Aunque son más de las ocho de la tarde, la luz natural todavía ilumina la farmacia de Ramón. La luz primaveral alarga la claridad de los días en Kavaranchel como en cualquier otro lugar de la ciudad. Detrás del mostrador, en la rebotica, en ese cuarto que han habilitado esa pareja de amigos que son Sandra y Ramón para que subsista "POETAS VERTIKALES 21", ella se detiene sobre el teclado del ordenador y me mira con esa sonrisa con la que aprieta los labios y frunce la barbilla.
- ...1974... Iba a cumplir yo un añito- comenta Sandra.
- Toda una baby, seguro que regordeta y meona. - apunto, dando una calada a mi cigarrillo electrónico.
- A Franco le comienza a matar su flebitis -continuo diciendo pensativo- mientras los niños ven por televisión "Pipi Calzaslargas" y los menos niños "McMillan y su esposa"; Amparo Muñoz gana Miss Mundo y con Peret hacemos el ridículo en Eurovisión con el flamenqueo de "Canta y se feliz". Fumábamos "Fortuna", lo más "in", "Bisonte" o "Celtas" con filtro.
- Eres un dinosaurio, K.
Y ríe enseñándome sus dientes perfilados y blanquísimos.
- Y yo comienzo a trabajar y sigo jugando a las chapas antes de cenar.

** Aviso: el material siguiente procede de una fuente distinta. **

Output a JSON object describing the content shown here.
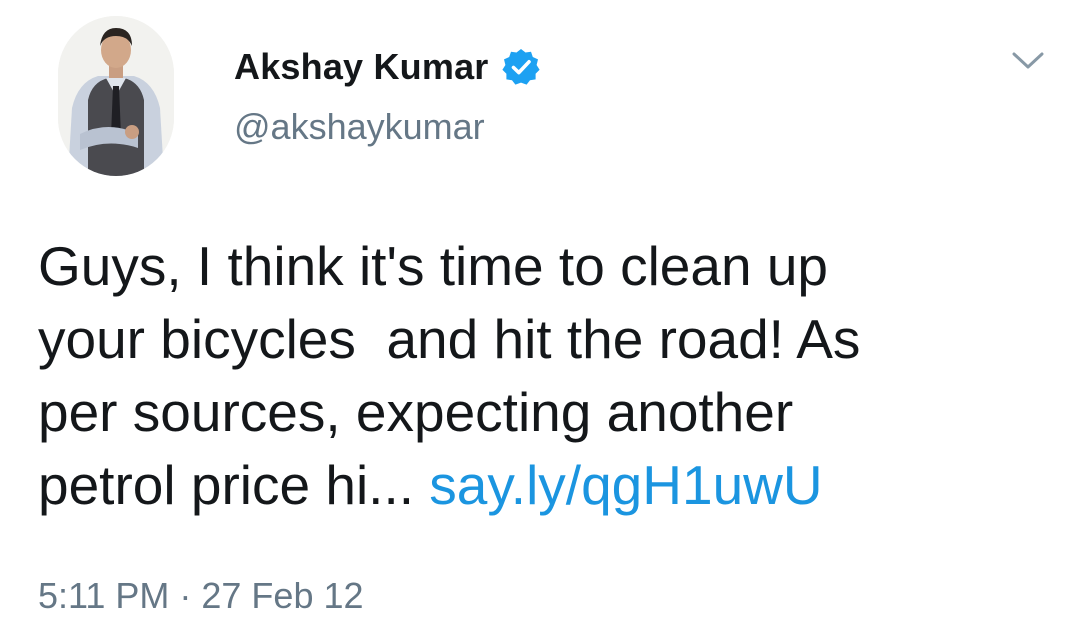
{
  "tweet": {
    "author": {
      "display_name": "Akshay Kumar",
      "handle": "@akshaykumar",
      "verified": true,
      "avatar_icon": "profile-photo"
    },
    "text_lines": [
      "Guys, I think it's time to clean up",
      "your bicycles  and hit the road! As",
      "per sources, expecting another",
      "petrol price hi... "
    ],
    "link_text": "say.ly/qgH1uwU",
    "timestamp": "5:11 PM · 27 Feb 12",
    "menu_icon": "chevron-down-icon"
  },
  "colors": {
    "text": "#14171a",
    "secondary": "#657786",
    "link": "#1b95e0",
    "verified_badge": "#1da1f2"
  }
}
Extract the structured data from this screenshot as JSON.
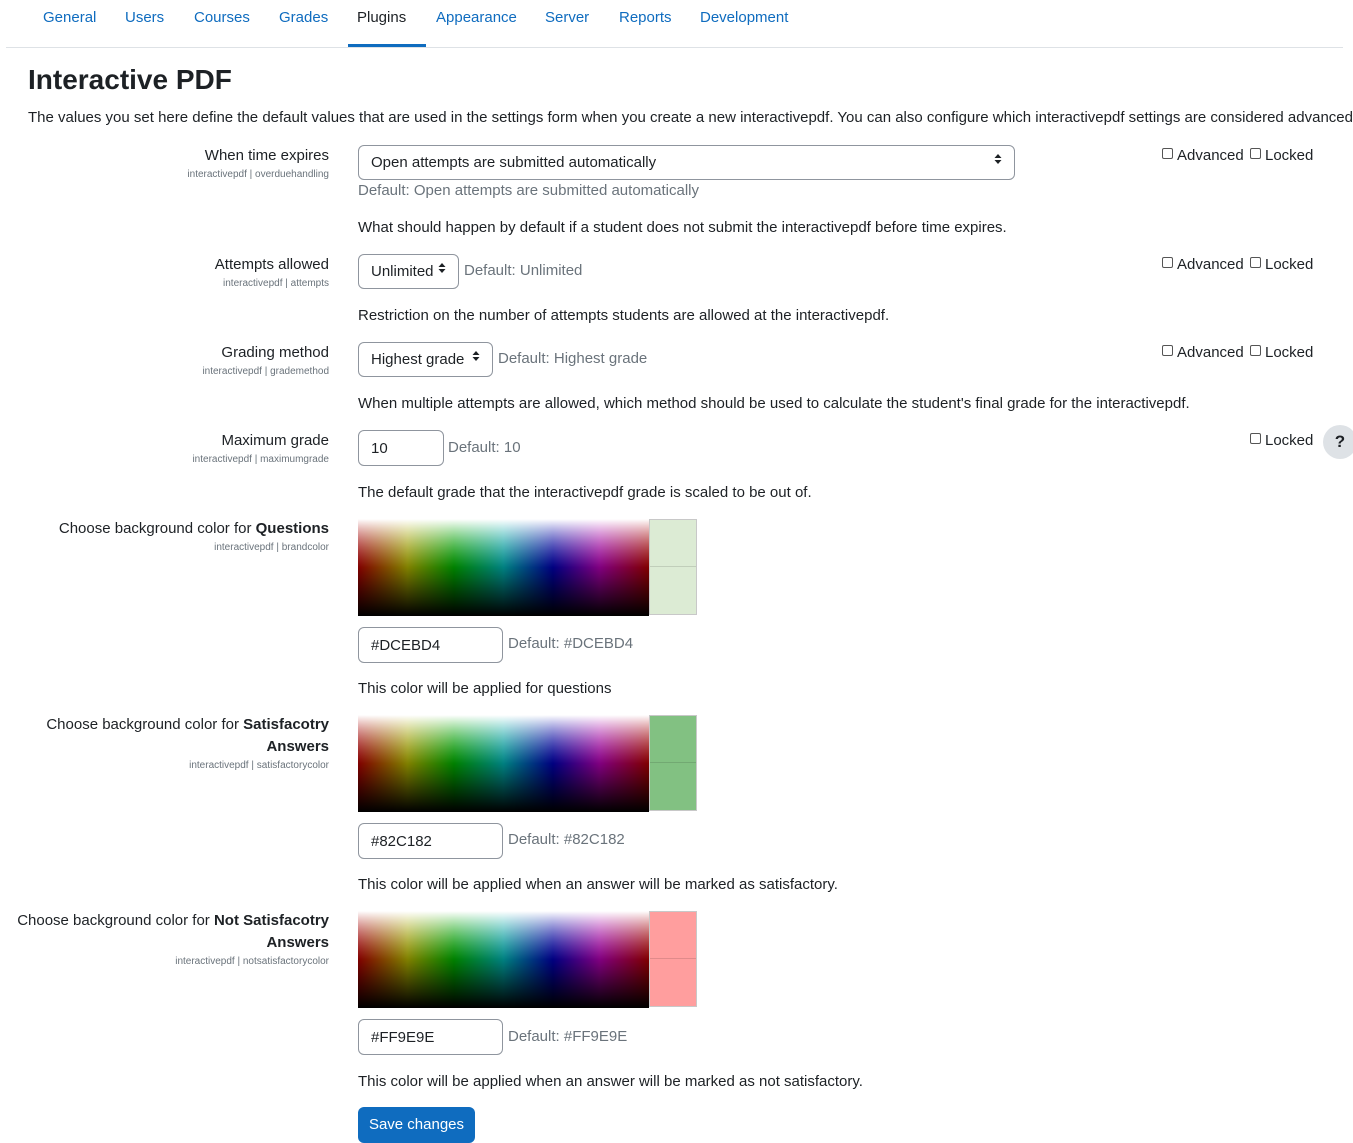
{
  "tabs": [
    "General",
    "Users",
    "Courses",
    "Grades",
    "Plugins",
    "Appearance",
    "Server",
    "Reports",
    "Development"
  ],
  "active_tab": "Plugins",
  "page": {
    "title": "Interactive PDF",
    "intro": "The values you set here define the default values that are used in the settings form when you create a new interactivepdf. You can also configure which interactivepdf settings are considered advanced."
  },
  "settings": {
    "overdue": {
      "label": "When time expires",
      "sublabel": "interactivepdf | overduehandling",
      "value": "Open attempts are submitted automatically",
      "default": "Default: Open attempts are submitted automatically",
      "description": "What should happen by default if a student does not submit the interactivepdf before time expires.",
      "advanced_label": "Advanced",
      "locked_label": "Locked"
    },
    "attempts": {
      "label": "Attempts allowed",
      "sublabel": "interactivepdf | attempts",
      "value": "Unlimited",
      "default": "Default: Unlimited",
      "description": "Restriction on the number of attempts students are allowed at the interactivepdf.",
      "advanced_label": "Advanced",
      "locked_label": "Locked"
    },
    "grademethod": {
      "label": "Grading method",
      "sublabel": "interactivepdf | grademethod",
      "value": "Highest grade",
      "default": "Default: Highest grade",
      "description": "When multiple attempts are allowed, which method should be used to calculate the student's final grade for the interactivepdf.",
      "advanced_label": "Advanced",
      "locked_label": "Locked"
    },
    "maxgrade": {
      "label": "Maximum grade",
      "sublabel": "interactivepdf | maximumgrade",
      "value": "10",
      "default": "Default: 10",
      "description": "The default grade that the interactivepdf grade is scaled to be out of.",
      "locked_label": "Locked"
    },
    "brandcolor": {
      "label_prefix": "Choose background color for ",
      "label_bold": "Questions",
      "sublabel": "interactivepdf | brandcolor",
      "value": "#DCEBD4",
      "swatch": "#dcebd4",
      "default": "Default: #DCEBD4",
      "description": "This color will be applied for questions"
    },
    "satisfactory": {
      "label_prefix": "Choose background color for ",
      "label_bold_1": "Satisfacotry",
      "label_bold_2": "Answers",
      "sublabel": "interactivepdf | satisfactorycolor",
      "value": "#82C182",
      "swatch": "#82c182",
      "default": "Default: #82C182",
      "description": "This color will be applied when an answer will be marked as satisfactory."
    },
    "notsatisfactory": {
      "label_prefix": "Choose background color for ",
      "label_bold_1": "Not Satisfacotry",
      "label_bold_2": "Answers",
      "sublabel": "interactivepdf | notsatisfactorycolor",
      "value": "#FF9E9E",
      "swatch": "#ff9e9e",
      "default": "Default: #FF9E9E",
      "description": "This color will be applied when an answer will be marked as not satisfactory."
    }
  },
  "help_label": "?",
  "save_label": "Save changes"
}
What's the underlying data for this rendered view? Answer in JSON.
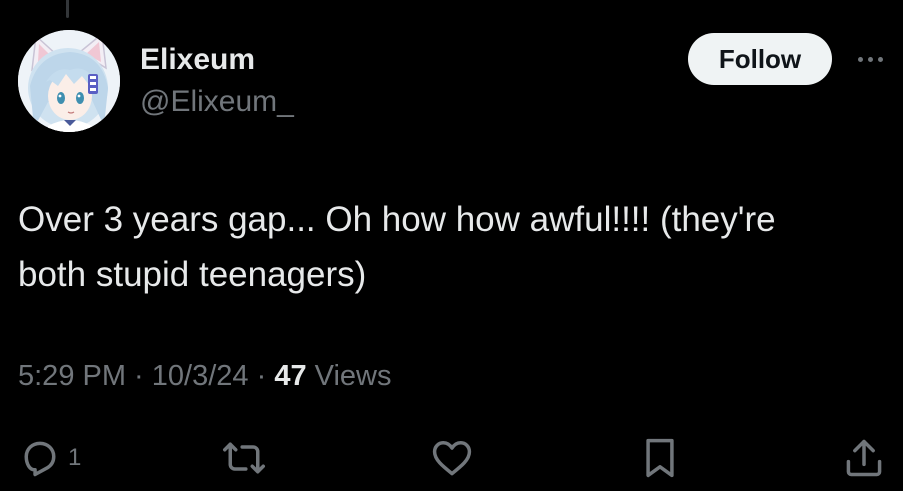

Pero si, niña, si que soy un "jodio" diplodocus.
Ramón ha ido a hacer unas gestiones en un laboratorio del extrarradio y hemos quedado con él sobre las nueve en el bar de Baldomero.
- Un diplodocus -me dice Sandra- que empezó a trabajar en algo inapropiado siendo todavía un niño. Tal y cómo lo cuentas es fácil pensar que fue duro.
Pero ya no quiero contestarla: demasiada nostalgia me pone de mala leche.
- ¿Vas a ir con la bata blanca al garito de Baldomero? -le pregunto, levantándome de mi silla- No queda tanto y a Ramón ya sabes lo que le fastidia esperar.
Despaciosamente cierra el ordenador y se echa su melena larga por detrás de los hombros. Antes de dirigirse al aseo me observa unos segundos guasona.
- Anda, vete echando el cierre de la farmacia, Oliver Twist con sombrero.